What is the fastest way to calm anxiety in the moment?

The fastest way to calm anxiety is often to help your body feel safer first. Try slow breathing, grounding through your senses, relaxing your muscles, naming what is happening, and taking one small next step. The goal is not to force anxiety away, but to help your nervous system settle.

When should I see a therapist for anxiety?

Consider seeing a therapist if anxiety affects your sleep, work, school, relationships, parenting, physical health, or ability to do normal activities. Counselling may also help if you avoid important situations, experience panic symptoms, or feel stuck in worry and overthinking.

Can stress cause anxiety symptoms?

Yes, ongoing stress can contribute to anxiety symptoms.
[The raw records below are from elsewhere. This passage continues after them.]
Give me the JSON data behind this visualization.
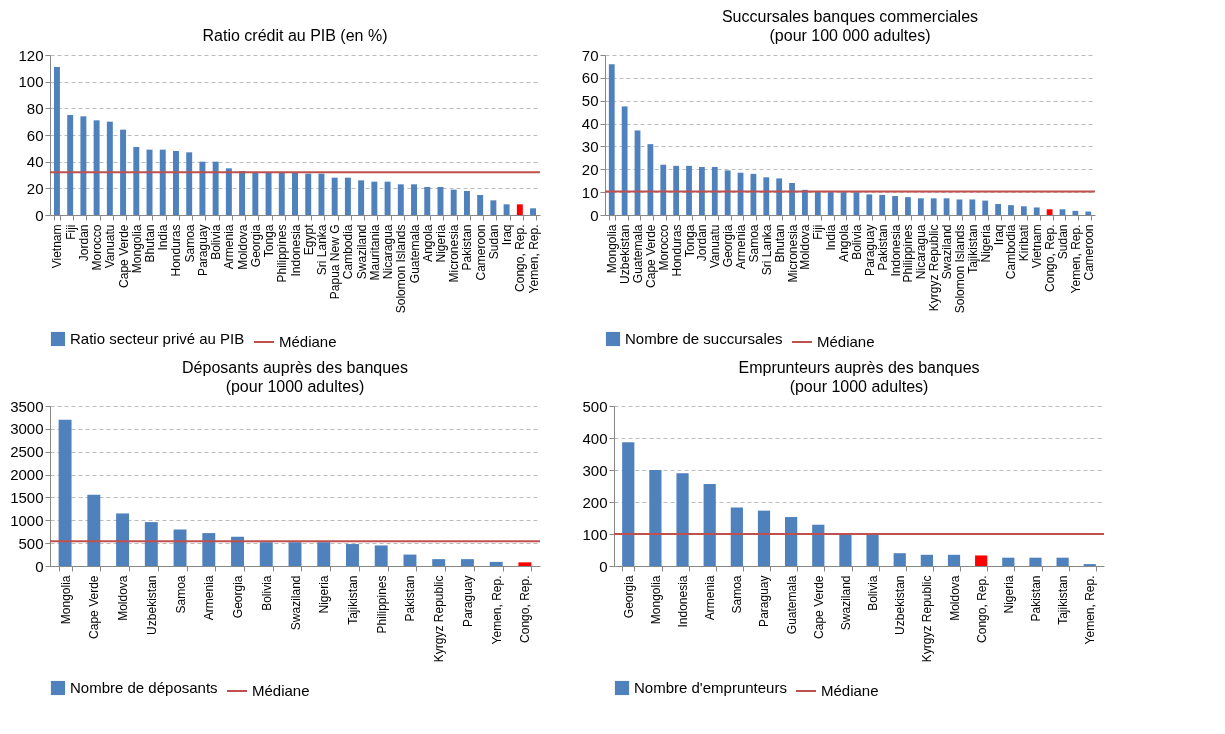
{
  "chart_data": [
    {
      "type": "bar",
      "title": "Ratio crédit au PIB (en %)",
      "categories": [
        "Vietnam",
        "Fiji",
        "Jordan",
        "Morocco",
        "Vanuatu",
        "Cape Verde",
        "Mongolia",
        "Bhutan",
        "India",
        "Honduras",
        "Samoa",
        "Paraguay",
        "Bolivia",
        "Armenia",
        "Moldova",
        "Georgia",
        "Tonga",
        "Philippines",
        "Indonesia",
        "Egypt",
        "Sri Lanka",
        "Papua New G",
        "Cambodia",
        "Swaziland",
        "Mauritania",
        "Nicaragua",
        "Solomon Islands",
        "Guatemala",
        "Angola",
        "Nigeria",
        "Micronesia",
        "Pakistan",
        "Cameroon",
        "Sudan",
        "Iraq",
        "Congo, Rep.",
        "Yemen, Rep."
      ],
      "series": [
        {
          "name": "Ratio secteur privé au PIB",
          "color": "#4f81bd",
          "values": [
            111,
            75,
            74,
            71,
            70,
            64,
            51,
            49,
            49,
            48,
            47,
            40,
            40,
            35,
            33,
            32,
            32,
            32,
            32,
            31,
            31,
            28,
            28,
            26,
            25,
            25,
            23,
            23,
            21,
            21,
            19,
            18,
            15,
            11,
            8,
            8,
            5
          ],
          "colors": [
            "#4f81bd",
            "#4f81bd",
            "#4f81bd",
            "#4f81bd",
            "#4f81bd",
            "#4f81bd",
            "#4f81bd",
            "#4f81bd",
            "#4f81bd",
            "#4f81bd",
            "#4f81bd",
            "#4f81bd",
            "#4f81bd",
            "#4f81bd",
            "#4f81bd",
            "#4f81bd",
            "#4f81bd",
            "#4f81bd",
            "#4f81bd",
            "#4f81bd",
            "#4f81bd",
            "#4f81bd",
            "#4f81bd",
            "#4f81bd",
            "#4f81bd",
            "#4f81bd",
            "#4f81bd",
            "#4f81bd",
            "#4f81bd",
            "#4f81bd",
            "#4f81bd",
            "#4f81bd",
            "#4f81bd",
            "#4f81bd",
            "#4f81bd",
            "#ff0000",
            "#4f81bd"
          ]
        }
      ],
      "ref_lines": [
        {
          "axis": "y",
          "value": 32,
          "label": "Médiane",
          "color": "#c0504d"
        }
      ],
      "ylim": [
        0,
        120
      ],
      "yticks": [
        0,
        20,
        40,
        60,
        80,
        100,
        120
      ],
      "grid": "y",
      "legend": "bottom"
    },
    {
      "type": "bar",
      "title": "Succursales banques commerciales",
      "subtitle": "(pour 100 000 adultes)",
      "categories": [
        "Mongolia",
        "Uzbekistan",
        "Guatemala",
        "Cape Verde",
        "Morocco",
        "Honduras",
        "Tonga",
        "Jordan",
        "Vanuatu",
        "Georgia",
        "Armenia",
        "Samoa",
        "Sri Lanka",
        "Bhutan",
        "Micronesia",
        "Moldova",
        "Fiji",
        "India",
        "Angola",
        "Bolivia",
        "Paraguay",
        "Pakistan",
        "Indonesia",
        "Philippines",
        "Nicaragua",
        "Kyrgyz Republic",
        "Swaziland",
        "Solomon Islands",
        "Tajikistan",
        "Nigeria",
        "Iraq",
        "Cambodia",
        "Kiribati",
        "Vietnam",
        "Congo, Rep.",
        "Sudan",
        "Yemen, Rep.",
        "Cameroon"
      ],
      "series": [
        {
          "name": "Nombre de succursales",
          "color": "#4f81bd",
          "values": [
            66,
            47.5,
            37,
            31,
            22,
            21.5,
            21.5,
            21,
            21,
            19.5,
            18.5,
            18,
            16.5,
            16,
            14,
            11,
            10.5,
            10,
            10,
            10,
            9,
            8.8,
            8.3,
            7.8,
            7.3,
            7.3,
            7.3,
            6.8,
            6.8,
            6.3,
            4.8,
            4.3,
            3.8,
            3.3,
            2.5,
            2.5,
            1.8,
            1.5
          ],
          "colors": [
            "#4f81bd",
            "#4f81bd",
            "#4f81bd",
            "#4f81bd",
            "#4f81bd",
            "#4f81bd",
            "#4f81bd",
            "#4f81bd",
            "#4f81bd",
            "#4f81bd",
            "#4f81bd",
            "#4f81bd",
            "#4f81bd",
            "#4f81bd",
            "#4f81bd",
            "#4f81bd",
            "#4f81bd",
            "#4f81bd",
            "#4f81bd",
            "#4f81bd",
            "#4f81bd",
            "#4f81bd",
            "#4f81bd",
            "#4f81bd",
            "#4f81bd",
            "#4f81bd",
            "#4f81bd",
            "#4f81bd",
            "#4f81bd",
            "#4f81bd",
            "#4f81bd",
            "#4f81bd",
            "#4f81bd",
            "#4f81bd",
            "#ff0000",
            "#4f81bd",
            "#4f81bd",
            "#4f81bd"
          ]
        }
      ],
      "ref_lines": [
        {
          "axis": "y",
          "value": 10.3,
          "label": "Médiane",
          "color": "#c0504d"
        }
      ],
      "ylim": [
        0,
        70
      ],
      "yticks": [
        0,
        10,
        20,
        30,
        40,
        50,
        60,
        70
      ],
      "grid": "y",
      "legend": "bottom"
    },
    {
      "type": "bar",
      "title": "Déposants auprès des banques",
      "subtitle": "(pour 1000 adultes)",
      "categories": [
        "Mongolia",
        "Cape Verde",
        "Moldova",
        "Uzbekistan",
        "Samoa",
        "Armenia",
        "Georgia",
        "Bolivia",
        "Swaziland",
        "Nigeria",
        "Tajikistan",
        "Philippines",
        "Pakistan",
        "Kyrgyz Republic",
        "Paraguay",
        "Yemen, Rep.",
        "Congo, Rep."
      ],
      "series": [
        {
          "name": "Nombre de déposants",
          "color": "#4f81bd",
          "values": [
            3200,
            1560,
            1150,
            960,
            800,
            720,
            640,
            520,
            520,
            520,
            480,
            450,
            250,
            150,
            150,
            90,
            80
          ],
          "colors": [
            "#4f81bd",
            "#4f81bd",
            "#4f81bd",
            "#4f81bd",
            "#4f81bd",
            "#4f81bd",
            "#4f81bd",
            "#4f81bd",
            "#4f81bd",
            "#4f81bd",
            "#4f81bd",
            "#4f81bd",
            "#4f81bd",
            "#4f81bd",
            "#4f81bd",
            "#4f81bd",
            "#ff0000"
          ]
        }
      ],
      "ref_lines": [
        {
          "axis": "y",
          "value": 540,
          "label": "Médiane",
          "color": "#c0504d"
        }
      ],
      "ylim": [
        0,
        3500
      ],
      "yticks": [
        0,
        500,
        1000,
        1500,
        2000,
        2500,
        3000,
        3500
      ],
      "grid": "y",
      "legend": "bottom"
    },
    {
      "type": "bar",
      "title": "Emprunteurs auprès des banques",
      "subtitle": "(pour 1000 adultes)",
      "categories": [
        "Georgia",
        "Mongolia",
        "Indonesia",
        "Armenia",
        "Samoa",
        "Paraguay",
        "Guatemala",
        "Cape Verde",
        "Swaziland",
        "Bolivia",
        "Uzbekistan",
        "Kyrgyz Republic",
        "Moldova",
        "Congo, Rep.",
        "Nigeria",
        "Pakistan",
        "Tajikistan",
        "Yemen, Rep."
      ],
      "series": [
        {
          "name": "Nombre d'emprunteurs",
          "color": "#4f81bd",
          "values": [
            387,
            300,
            290,
            256,
            183,
            173,
            153,
            129,
            100,
            100,
            40,
            35,
            35,
            33,
            26,
            26,
            26,
            6
          ],
          "colors": [
            "#4f81bd",
            "#4f81bd",
            "#4f81bd",
            "#4f81bd",
            "#4f81bd",
            "#4f81bd",
            "#4f81bd",
            "#4f81bd",
            "#4f81bd",
            "#4f81bd",
            "#4f81bd",
            "#4f81bd",
            "#4f81bd",
            "#ff0000",
            "#4f81bd",
            "#4f81bd",
            "#4f81bd",
            "#4f81bd"
          ]
        }
      ],
      "ref_lines": [
        {
          "axis": "y",
          "value": 100,
          "label": "Médiane",
          "color": "#c0504d"
        }
      ],
      "ylim": [
        0,
        500
      ],
      "yticks": [
        0,
        100,
        200,
        300,
        400,
        500
      ],
      "grid": "y",
      "legend": "bottom"
    }
  ]
}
Stress can keep the body in a heightened state of alert, which may lead to worry, restlessness, muscle tension, sleep problems, irritability, or panic-like symptoms. Reducing stress and learning coping tools can help lower anxiety over time.

Does Your Counselling offer anxiety counselling in Calgary?

Yes. Your Counselling offers anxiety counselling in Calgary, along with stress management counselling, individual therapy, online counselling, and support for related concerns such as insomnia, trauma, depression, and burnout.

Can online therapy help with anxiety?

Yes, online therapy can help with anxiety. It may be especially useful for people who have busy schedules, transportation barriers, social anxiety, or difficulty attending in-person appointments. Online counselling can still provide structured support, coping tools, and a consistent therapeutic relationship.